Aproximadamente 20 indígenas da etnia Warao expuseram materiais como redes de fibra de buriti, chapéus e colares, produzidos manualmente, em uma Mostra de Artesanato, nesta segunda-feira, 26/2, no hall da Divisão de Desenvolvimento Profissional do Magistério (DDPM) da Secretaria Municipal de Educação (Semed), localizada na rua Maceió, na Vila Amazonas. A exposição foi realizada pela Prefeitura de Manaus, por meio da Semed e Secretaria Municipal da Mulher, Assistência Social e Direitos Humanos (Semmasdh).

Responsável pela organização da exposição, a assessora da Gerência de Atividades Complementares e Programas Especiais (Gacpe) da Semed, Sandra Lineia explicou que os produtos trazidos pelos indígenas são únicos. “Esses trançados de chapéus e de bolsas não encontramos por aqui. Então, como nós já estamos atendendo as crianças da etnia, com a matrícula nas escolas da rede, resolvemos dar essa oportunidade aos pais delas e organizamos essa mostra, para que eles pudessem expor o artesanato e comercializá-lo”.

Essa é apenas mais uma das ações de atendimento da Prefeitura aos índios Waraos que estão vivendo em Manaus, que abriga um total de 142 indígenas em três casas de acolhimento nos bairros Tarumã, Redenção e Vale do Sinai. Além disso, 29 crianças estão matriculadas no ensino regular na rede municipal de ensino, como conta Mirna Vasconcelos, que é coordenadora do serviço de atendimento aos indígenas Warao pela Semmasdh.

“O nosso trabalho é acolher a articular a rede socioassistencial. Através dessa articulação, que está sendo realizada essa feira, porque o propósito desse acolhimento é dar autonomia a eles. Fizemos um trabalho com eles para saber a habilidade deles e a grande maioria são artesãos”.

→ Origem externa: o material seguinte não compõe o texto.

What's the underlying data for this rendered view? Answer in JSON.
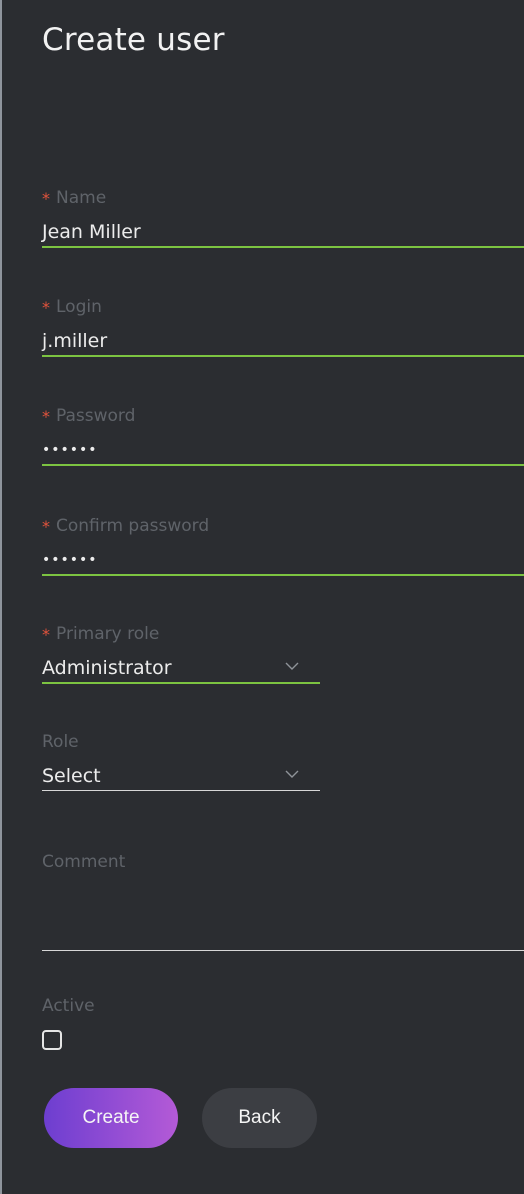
{
  "page": {
    "title": "Create user"
  },
  "form": {
    "name": {
      "label": "Name",
      "required_mark": "*",
      "value": "Jean Miller"
    },
    "login": {
      "label": "Login",
      "required_mark": "*",
      "value": "j.miller"
    },
    "password": {
      "label": "Password",
      "required_mark": "*",
      "value": "••••••"
    },
    "confirm_password": {
      "label": "Confirm password",
      "required_mark": "*",
      "value": "••••••"
    },
    "primary_role": {
      "label": "Primary role",
      "required_mark": "*",
      "value": "Administrator",
      "icon": "chevron-down-icon"
    },
    "role": {
      "label": "Role",
      "value": "Select",
      "icon": "chevron-down-icon"
    },
    "comment": {
      "label": "Comment",
      "value": ""
    },
    "active": {
      "label": "Active",
      "checked": false
    }
  },
  "buttons": {
    "create_label": "Create",
    "back_label": "Back"
  },
  "colors": {
    "background": "#2b2d31",
    "accent_green": "#7cc341",
    "required_red": "#e2533c",
    "create_gradient_start": "#6d3ed0",
    "create_gradient_end": "#b45ad7",
    "back_button": "#3c3e43"
  }
}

O material utilizado na produção dos produtos foi doado por meio de uma articulação do Alto Comissariado das Nações Unidas para os Refugiados (Acnur). Brayan Sanchez é um dos expositores e está comercializando pulseiras e colares. Ele conta que esperava por essa oportunidade para poder trabalhar com outros materiais também.

“Os colares que nós fazemos demoram de 4 a 5 dias para serem feitos e dão bastante trabalho. O que vendermos aqui vai nos possibilitar comprar mais material para continuar produzindo. Nós estamos arrumando um pouco mais de dinheiro para fazer outros produtos”.

Para a Sâmia Lopes, do Conselho Municipal de Educação (CME), que esteve no local apreciando os produtos, essa é uma excelente iniciativa de socialização dessas pessoas. “Eu achei bem interessante a técnica que eles utilizaram para produzir esse material e mesmo com a dificuldade da língua, eles são bem prestativos e educados. Vale a pena a comunidade vir prestigiar para estimular essa”, finaliza.